Internalization of eNOS and NO delivery to subcellular targets determine agonist-induced hyperpermeability

• Published in: Proceedings of the National Academy of Sciences - PNAS Vol. 106; no. 16; pp. 6849 - 6853
• Main Authors: Sánchez, Fabiola A, Rana, Roshniben, Kim, David D, Iwahashi, Toru, Zheng, Ruifang, Lal, Brajesh K, Gordon, Donna M, Meininger, Cynthia J, Durán, Walter N
• Format: Journal Article
• Language: English
• Published: United States National Academy of Sciences 21.04.2009; National Acad Sciences
• Subjects: Animals; Biological Sciences; Capillary Permeability - drug effects; Cattle; Caveolae; Caveolae - drug effects; Caveolae - metabolism; Cell membranes; Complex Systems: From Chemistry to Systems Biology Special Feature; Cyclodextrins; Endocytosis; Endocytosis - drug effects; Endothelial cells; Endothelial Cells - cytology; Endothelial Cells - drug effects; Endothelial Cells - enzymology; Enzyme Activation - drug effects; Internalization; Membranes; Molecular biology; Mutation; Nitric oxide; Nitric Oxide - metabolism; Nitric Oxide Synthase Type III - metabolism; Oxides; Phosphorylation; Physiological regulation; Plasma; Platelet Activating Factor - pharmacology; Recombinant Fusion Proteins - metabolism; Subcellular Fractions - drug effects; Subcellular Fractions - enzymology; Transfection; Vascular Endothelial Growth Factor A - pharmacology
• ISSN: 0027-8424; 1091-6490
• DOI: 10.1073/pnas.0812694106

The molecular mechanisms of endothelial nitric oxide synthase (eNOS) regulation of microvascular permeability remain unresolved. Agonist-induced internalization may have a role in this process. We demonstrate here that internalization of eNOS is required to deliver NO to subcellular locations to increase endothelial monolayer permeability to macromolecules. Using dominant-negative mutants of dynamin-2 (dyn2K44A) and caveolin-1 (cav1Y14F), we show that anchoring eNOS-containing caveolae to plasma membrane inhibits hyperpermeability induced by platelet-activating factor (PAF), VEGF in ECV-CD8eNOSGFP (ECV-304 transfected cells) and postcapillary venular endothelial cells (CVEC).
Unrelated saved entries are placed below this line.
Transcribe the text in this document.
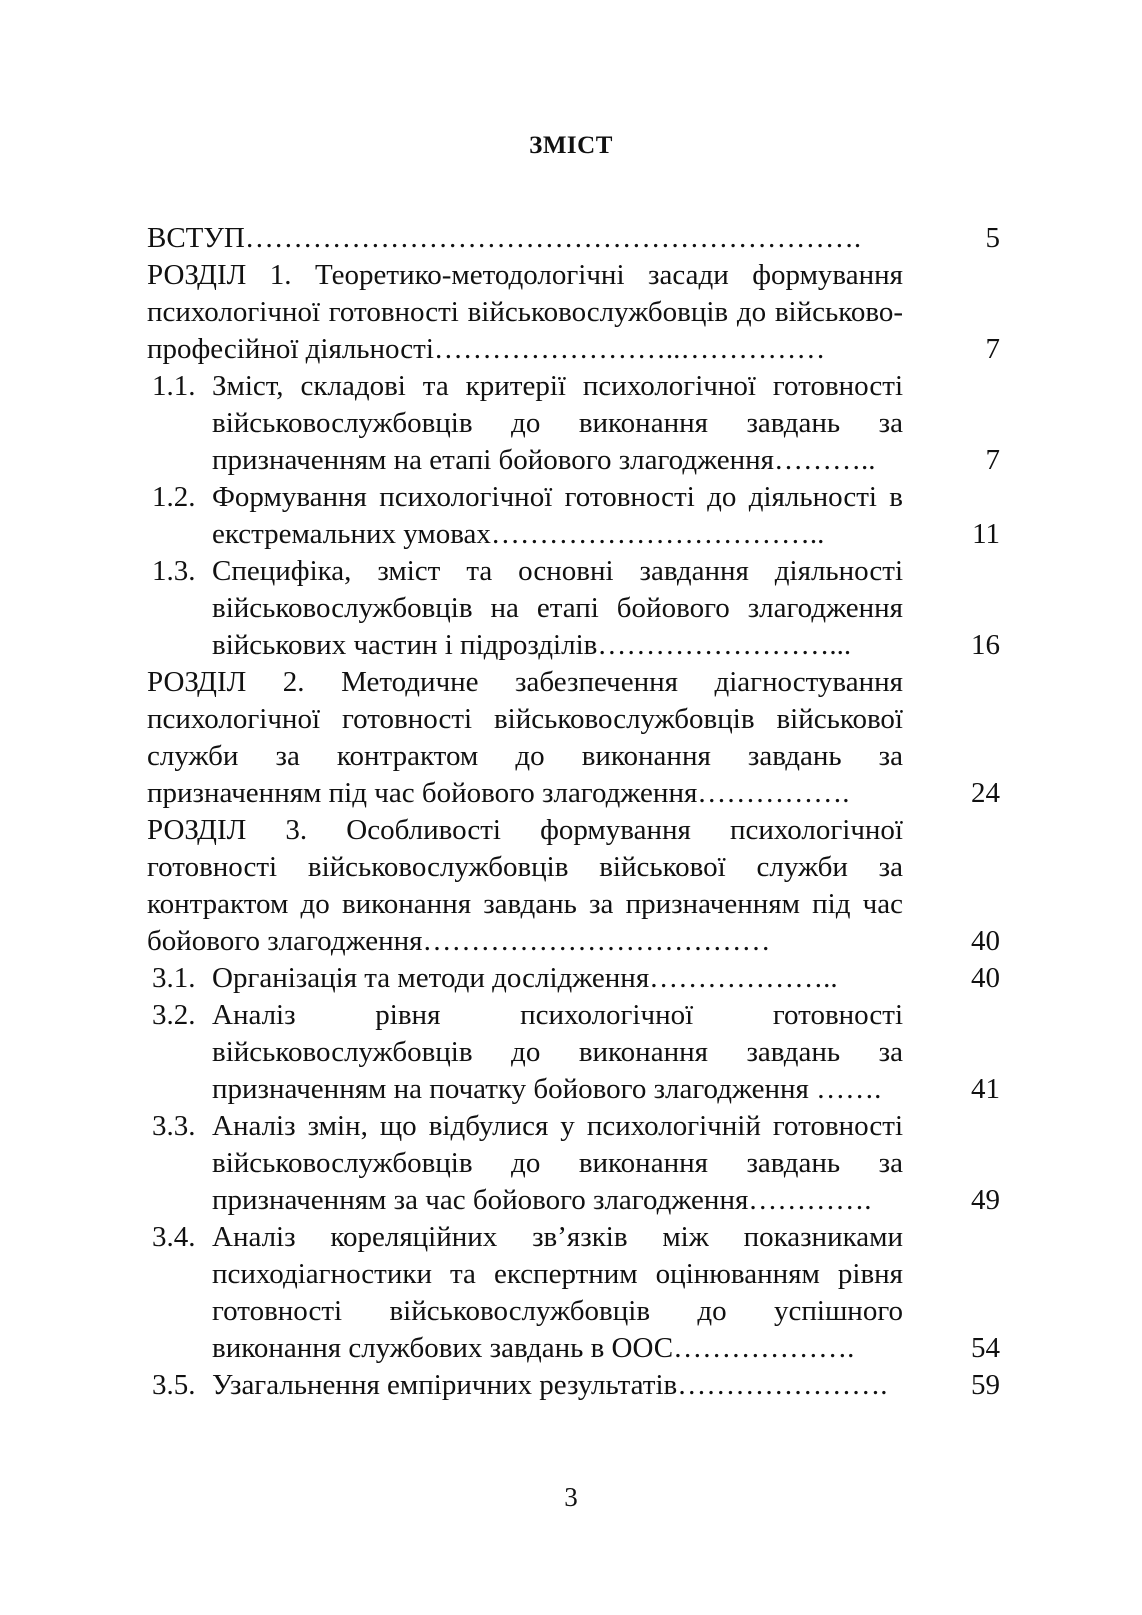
ЗМІСТ
ВСТУП……………………………………………………….	5
РОЗДІЛ 1. Теоретико-методологічні засади формування
психологічної готовності військовослужбовців до військово-
професійної діяльності……………………..……………	7
1.1. Зміст, складові та критерії психологічної готовності
військовослужбовців до виконання завдань за
призначенням на етапі бойового злагодження………..	7
1.2. Формування психологічної готовності до діяльності в
екстремальних умовах……………………………..	11
1.3. Специфіка, зміст та основні завдання діяльності
військовослужбовців на етапі бойового злагодження
військових частин і підрозділів……………………...	16
РОЗДІЛ 2. Методичне забезпечення діагностування
психологічної готовності військовослужбовців військової
служби за контрактом до виконання завдань за
призначенням під час бойового злагодження…………….	24
РОЗДІЛ 3. Особливості формування психологічної
готовності військовослужбовців військової служби за
контрактом до виконання завдань за призначенням під час
бойового злагодження………………………………	40
3.1. Організація та методи дослідження………………..	40
3.2. Аналіз рівня психологічної готовності
військовослужбовців до виконання завдань за
призначенням на початку бойового злагодження …….	41
3.3. Аналіз змін, що відбулися у психологічній готовності
військовослужбовців до виконання завдань за
призначенням за час бойового злагодження………….	49
3.4. Аналіз кореляційних зв’язків між показниками
психодіагностики та експертним оцінюванням рівня
готовності військовослужбовців до успішного
виконання службових завдань в ООС……………….	54
3.5. Узагальнення емпіричних результатів………………….	59
3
We also observed that anchoring caveolar eNOS to the plasma membrane uncouples eNOS phosphorylation at Ser-1177 from NO production. This dissociation occurred in a mutant- and cell-dependent way. PAF induced Ser-1177-eNOS phosphorylation in ECV-CD8eNOSGFP and CVEC transfected with dyn2K44A, but it dephosphorylated eNOS at Ser-1177 in CVEC transfected with cav1Y14F. Interestingly, dyn2K44A eliminated NO production, whereas cav1Y14F caused reduction in NO production in CVEC. NO production by cav1Y14F-transfected CVEC occurred in caveolae bound to the plasma membrane, and was ineffective in causing an increase in permeability. Our study demonstrates that eNOS internalization is required for agonist-induced hyperpermeability, and suggests that a mechanism by which eNOS is activated by phosphorylation at the plasma membrane and its endocytosis is required to deliver NO to subcellular targets to cause hyperpermeability.